LEXINGTON, Ky. (LEX 18) — Kentucky Senator Mitch McConnell has received the endorsement from the Kentucky Fraternal Order of the Police.

The endorsement was made by Clark County Sheriff Berl Perdue, who also serves as President of the Kentucky FOP, during a morning news conference in Lexington Tuesday.

"The candidate we have chosen is, and has for many years, been a champion and supporter of law enforcement," said Perdue. "He has always been a defender of the Constitution and an advocate for law enforcement."

While accepting the endorsement, the Senate Majority Leader said law enforcement "has always been an issue," but it's "been on full display" this year, citing recent protests across the country.

"I think that Kentuckians and Americans are intelligent enough to draw a distinction between peaceful protesting and constitutionally protected activity, and rioting and looting and tearing down statues," said Senator McConnell.

McConnell referred to the tearing down of statues of historical figures, including George Washington and Abraham Lincoln, as "mindless behavior."

"The American people, I think, fully understand that most police officers are honest, upright people doing an extremely difficult job and enjoy our respect," said Senator McConnell.

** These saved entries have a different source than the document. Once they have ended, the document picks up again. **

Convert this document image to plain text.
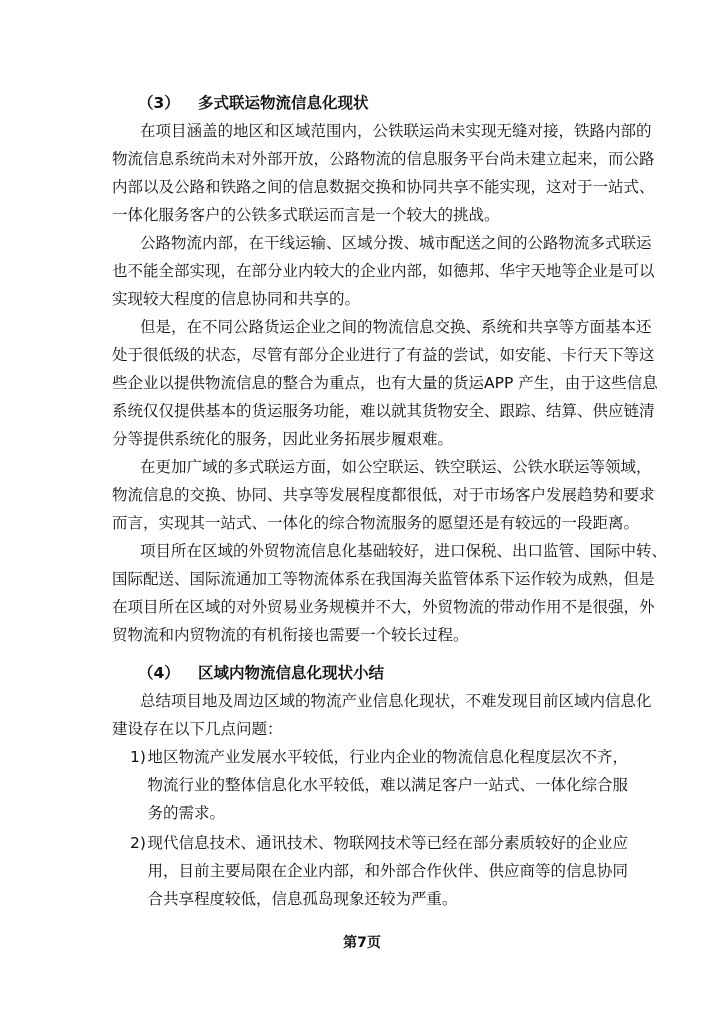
（3）	多式联运物流信息化现状
在项目涵盖的地区和区域范围内，公铁联运尚未实现无缝对接，铁路内部的
物流信息系统尚未对外部开放，公路物流的信息服务平台尚未建立起来，而公路
内部以及公路和铁路之间的信息数据交换和协同共享不能实现，这对于一站式、
一体化服务客户的公铁多式联运而言是一个较大的挑战。
公路物流内部，在干线运输、区域分拨、城市配送之间的公路物流多式联运
也不能全部实现，在部分业内较大的企业内部，如德邦、华宇天地等企业是可以
实现较大程度的信息协同和共享的。
但是，在不同公路货运企业之间的物流信息交换、系统和共享等方面基本还
处于很低级的状态，尽管有部分企业进行了有益的尝试，如安能、卡行天下等这
些企业以提供物流信息的整合为重点，也有大量的货运APP 产生，由于这些信息
系统仅仅提供基本的货运服务功能，难以就其货物安全、跟踪、结算、供应链清
分等提供系统化的服务，因此业务拓展步履艰难。
在更加广域的多式联运方面，如公空联运、铁空联运、公铁水联运等领域，
物流信息的交换、协同、共享等发展程度都很低，对于市场客户发展趋势和要求
而言，实现其一站式、一体化的综合物流服务的愿望还是有较远的一段距离。
项目所在区域的外贸物流信息化基础较好，进口保税、出口监管、国际中转、
国际配送、国际流通加工等物流体系在我国海关监管体系下运作较为成熟，但是
在项目所在区域的对外贸易业务规模并不大，外贸物流的带动作用不是很强，外
贸物流和内贸物流的有机衔接也需要一个较长过程。
（4）	区域内物流信息化现状小结
总结项目地及周边区域的物流产业信息化现状，不难发现目前区域内信息化
建设存在以下几点问题：
1) 地区物流产业发展水平较低，行业内企业的物流信息化程度层次不齐，
物流行业的整体信息化水平较低，难以满足客户一站式、一体化综合服
务的需求。
2) 现代信息技术、通讯技术、物联网技术等已经在部分素质较好的企业应
用，目前主要局限在企业内部，和外部合作伙伴、供应商等的信息协同
合共享程度较低，信息孤岛现象还较为严重。
第7页
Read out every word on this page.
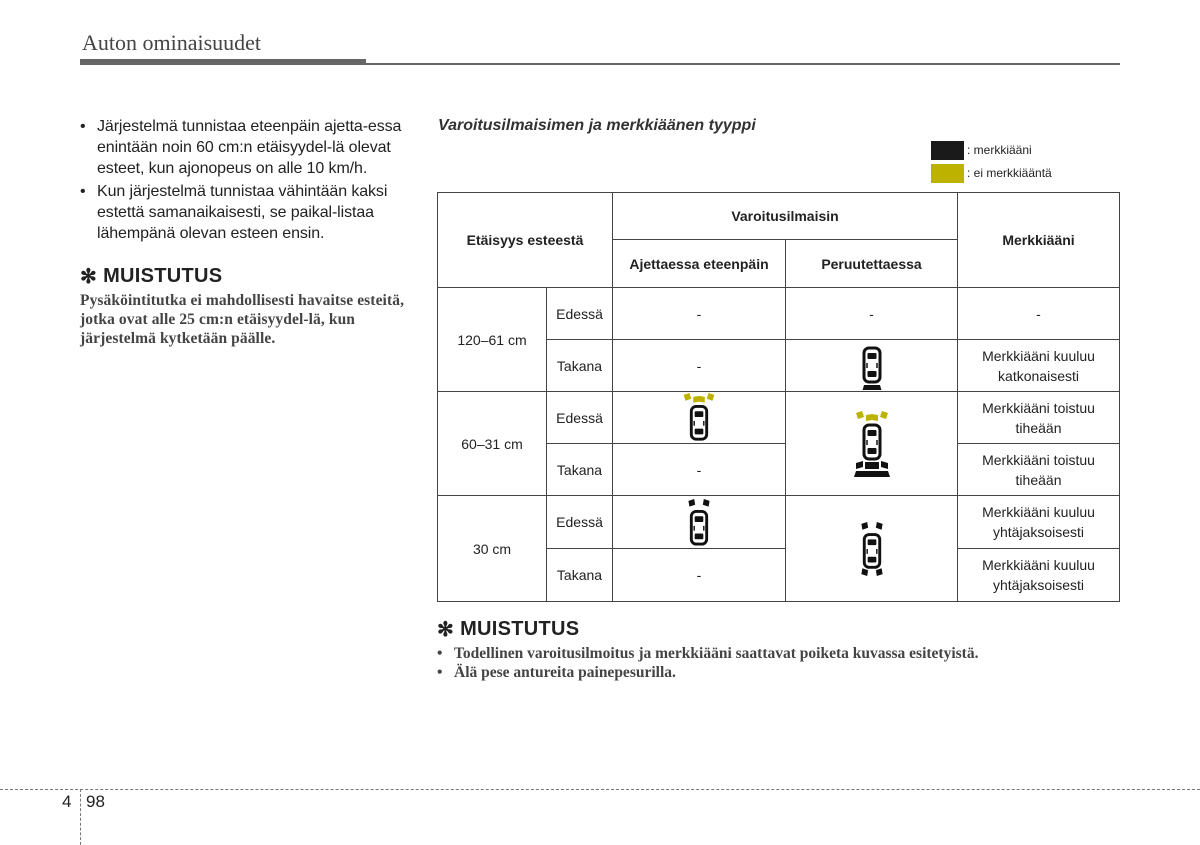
Auton ominaisuudet
• Järjestelmä tunnistaa eteenpäin ajetta-essa enintään noin 60 cm:n etäisyydel-lä olevat esteet, kun ajonopeus on alle 10 km/h.
• Kun järjestelmä tunnistaa vähintään kaksi estettä samanaikaisesti, se paikal-listaa lähempänä olevan esteen ensin.
✻ MUISTUTUS
Pysäköintitutka ei mahdollisesti havaitse esteitä, jotka ovat alle 25 cm:n etäisyydel-lä, kun järjestelmä kytketään päälle.
Varoitusilmaisimen ja merkkiäänen tyyppi
: merkkiääni
: ei merkkiääntä
Etäisyys esteestä		Varoitusilmaisin		Merkkiääni
		Ajettaessa eteenpäin	Peruutettaessa	
120–61 cm	Edessä	-	-	-
	Takana	-		Merkkiääni kuuluu katkonaisesti
60–31 cm	Edessä			Merkkiääni toistuu tiheään
	Takana	-		Merkkiääni toistuu tiheään
30 cm	Edessä			Merkkiääni kuuluu yhtäjaksoisesti
	Takana	-		Merkkiääni kuuluu yhtäjaksoisesti
✻ MUISTUTUS
• Todellinen varoitusilmoitus ja merkkiääni saattavat poiketa kuvassa esitetyistä.
• Älä pese antureita painepesurilla.
4 98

McConnell also called efforts across the country to defund the police as a "nutty notion," implying it won't make communities safer.

"If you are in need of help and you're under assault, are you going to call a social worker? I think not," said Senator McConnell.

He says most officers are good people, but there are a few bad apples, citing the George Floyd killing in Minneapolis as an example. He also mentions the Breonna Taylor case and says it's still being investigated.

Senator McConnell also mentioned the JUSTICE Act, a bill introduced by Republican Senator Tim Scott that would improve and reform policing practices, accountability, and transparency. McConnell suggested that Senate Democrats wouldn't take up the bill because it included qualified immunity, which protects a government official from lawsuits alleging they violated a plaintiff's rights.

"If you lose qualified immunity ... it's going to be pretty hard to recruit a police officer," said Senator McConnell. "It seems to me... you've got two choices: you either don't take the job in the first place or if you're afraid you're going to be sued because you're trying to break up a fight, you don't get out of the car at all, in which case the fight continues."

Three names will be on the ballot for voters to decide who they want to represent Kentucky in the Senate. Along with Senator McConnell, voters can select Democrat Amy McGrath, a former U.S. Marine fighter pilot, to represent the state. Brad Barron, a farmer and businessman, has won the Libertarian nomination and will also be on the ballot.

Kentucky's Senate election is November 3.